Hershey must pay “great price” for Cadbury prize
Hershey, the US chocolate maker rumoured to be preparing a solo bid for Cadbury, needs to pay a “serious price” to acquire the company, the UK confectioner’s chairman insisted today (14 January).
Roger Carr, speaking as Cadbury gave more details on its 2009 performance as the company fights a hostile takeover bid from Kraft Foods, said the Dairy Milk maker believes in its stature as an independent company but would consider offers that better matched the UK firm’s valuation of the business.
Carr has repeatedly labelled Kraft’s GBP10.5bn (US$17.15bn) cash-and-shares offer as “derisory” – an accusation he repeated this afternoon – and said any suitor would be bidding for a “great business delivering great growth”.
Hershey, which publicly declared its interest in Cadbury in November, has been linked with possible joint bids with Ferrero and Nestle.
The US group’s possible bid partners have appeared to have fallen by the wayside since the New Year. Last week, Nestle ruled itself out of the bidding for Cadbury, while this week, Ferrero was reported to have abandoned plans to move for the UK group.
Today, reports from the US have claimed that the Hershey Trust, the US firm’s controlling shareholder, had given the go-ahead for a bid ahead of the 23 January deadline – despite industry watchers claiming the company does not have the finances to move for Cadbury.
“This remains about value. Cadbury as an independent is very strong. We don’t need anybody; we have the strength to grow,” Carr insisted.
“For Hershey, the position would be a domestic business acquiring Cadbury, which would catapult it overnight into a world business. It’s an opportunity that has to be paid for. If Hershey buys us, it gets a great prize in being a world business. For a great prize, you have to pay a great price,” Carr said.
A combination between Cadbury and Hershey has been touted around the food industry for years. A deal between the two foundered in 2002 after the Hershey Trust – which owns a 30% equity stake in the company but 80% of the voting rights – refused to give up control of the US confectioner.

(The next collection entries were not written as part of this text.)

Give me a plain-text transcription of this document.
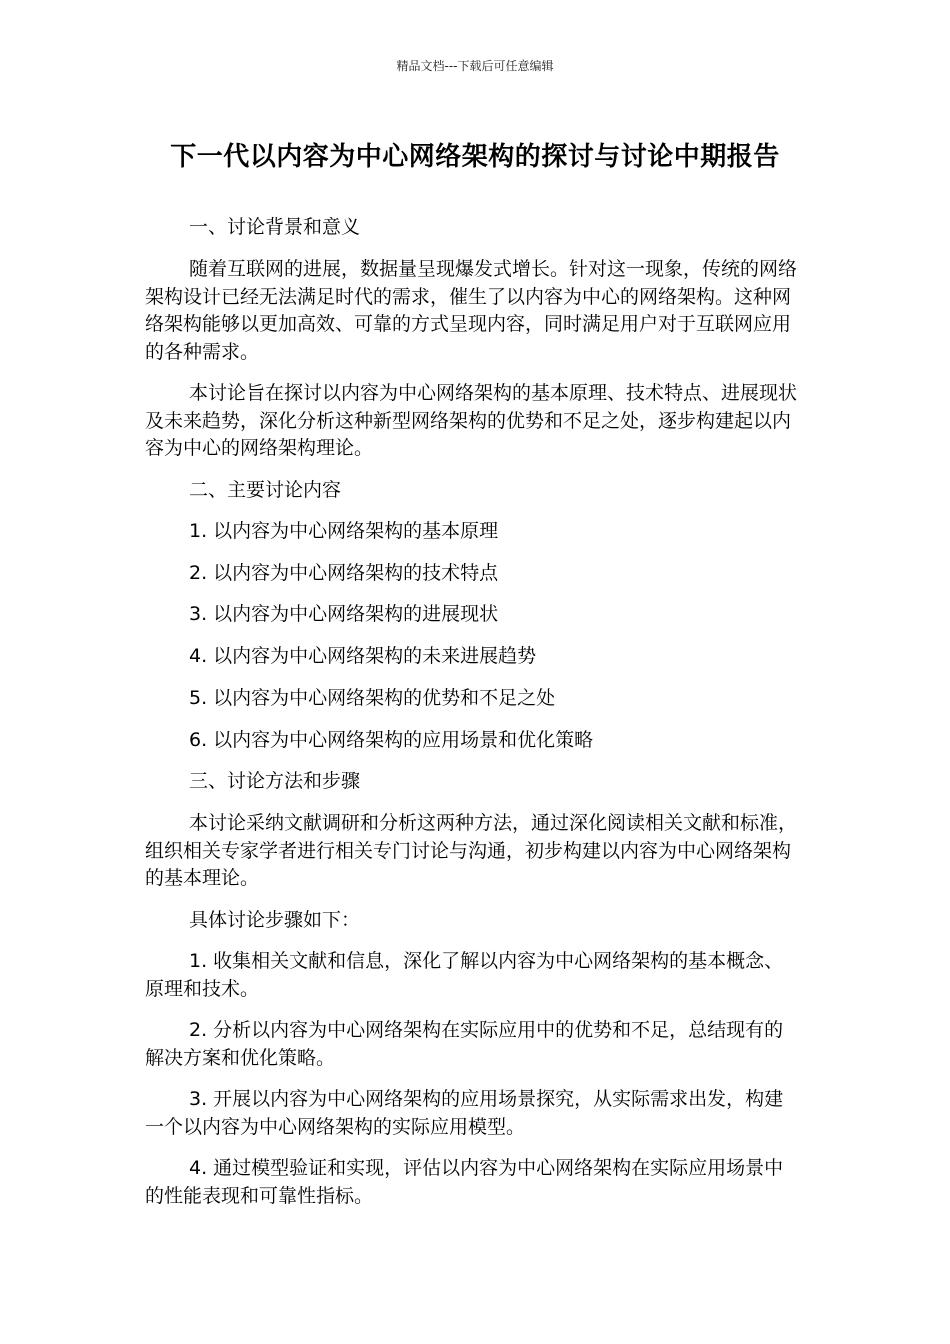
精品文档---下载后可任意编辑
下一代以内容为中心网络架构的探讨与讨论中期报告
一、讨论背景和意义

随着互联网的进展，数据量呈现爆发式增长。针对这一现象，传统的网络架构设计已经无法满足时代的需求，催生了以内容为中心的网络架构。这种网络架构能够以更加高效、可靠的方式呈现内容，同时满足用户对于互联网应用的各种需求。

本讨论旨在探讨以内容为中心网络架构的基本原理、技术特点、进展现状及未来趋势，深化分析这种新型网络架构的优势和不足之处，逐步构建起以内容为中心的网络架构理论。

二、主要讨论内容
1. 以内容为中心网络架构的基本原理
2. 以内容为中心网络架构的技术特点
3. 以内容为中心网络架构的进展现状
4. 以内容为中心网络架构的未来进展趋势
5. 以内容为中心网络架构的优势和不足之处
6. 以内容为中心网络架构的应用场景和优化策略
三、讨论方法和步骤

本讨论采纳文献调研和分析这两种方法，通过深化阅读相关文献和标准，组织相关专家学者进行相关专门讨论与沟通，初步构建以内容为中心网络架构的基本理论。

具体讨论步骤如下：

1. 收集相关文献和信息，深化了解以内容为中心网络架构的基本概念、原理和技术。

2. 分析以内容为中心网络架构在实际应用中的优势和不足，总结现有的解决方案和优化策略。

3. 开展以内容为中心网络架构的应用场景探究，从实际需求出发，构建一个以内容为中心网络架构的实际应用模型。

4. 通过模型验证和实现，评估以内容为中心网络架构在实际应用场景中的性能表现和可靠性指标。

When asked whether Cadbury would seek a merger with Hershey, Carr indicated the UK firm would not be interested in such a transaction.

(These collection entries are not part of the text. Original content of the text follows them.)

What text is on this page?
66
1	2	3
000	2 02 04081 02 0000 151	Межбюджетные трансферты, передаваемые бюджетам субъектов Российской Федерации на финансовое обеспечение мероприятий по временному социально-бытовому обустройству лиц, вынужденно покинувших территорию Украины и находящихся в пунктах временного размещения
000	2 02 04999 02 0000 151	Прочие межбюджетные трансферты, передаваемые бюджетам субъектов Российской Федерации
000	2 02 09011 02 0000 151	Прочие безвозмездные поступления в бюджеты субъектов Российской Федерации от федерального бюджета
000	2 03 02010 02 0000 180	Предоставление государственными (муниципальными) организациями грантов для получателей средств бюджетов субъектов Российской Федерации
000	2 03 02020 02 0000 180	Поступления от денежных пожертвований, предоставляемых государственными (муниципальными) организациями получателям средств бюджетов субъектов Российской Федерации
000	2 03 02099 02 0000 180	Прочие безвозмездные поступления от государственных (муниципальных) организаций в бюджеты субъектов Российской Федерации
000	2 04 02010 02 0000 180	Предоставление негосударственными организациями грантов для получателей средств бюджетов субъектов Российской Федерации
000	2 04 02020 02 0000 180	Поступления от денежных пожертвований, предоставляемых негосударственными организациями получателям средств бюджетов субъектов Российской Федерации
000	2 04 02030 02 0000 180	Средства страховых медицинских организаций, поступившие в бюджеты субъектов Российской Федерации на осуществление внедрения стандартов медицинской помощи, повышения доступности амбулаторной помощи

“We are here to create value – immediate and long term – for our shareholders. We have been put in a process by Kraft and, to exit that process, we will do so by either someone paying for the privilege of owning this company, which is tomorrow’s price today or by retaing our independent because our independent value exceeds anything that’s been in offered,” Carr said.
“We are not looking for other tactics. We are simply here for shareholder value. That’s where we draw the line in the sand.”
Industry analysts have regularly said Kraft needs to pay at least 800p per share to succeed in its pursuit for Cadbury. The US food giant’s offer currently values the company at 762p a share.
Cadbury’s shares closed up 1.2% at 799p.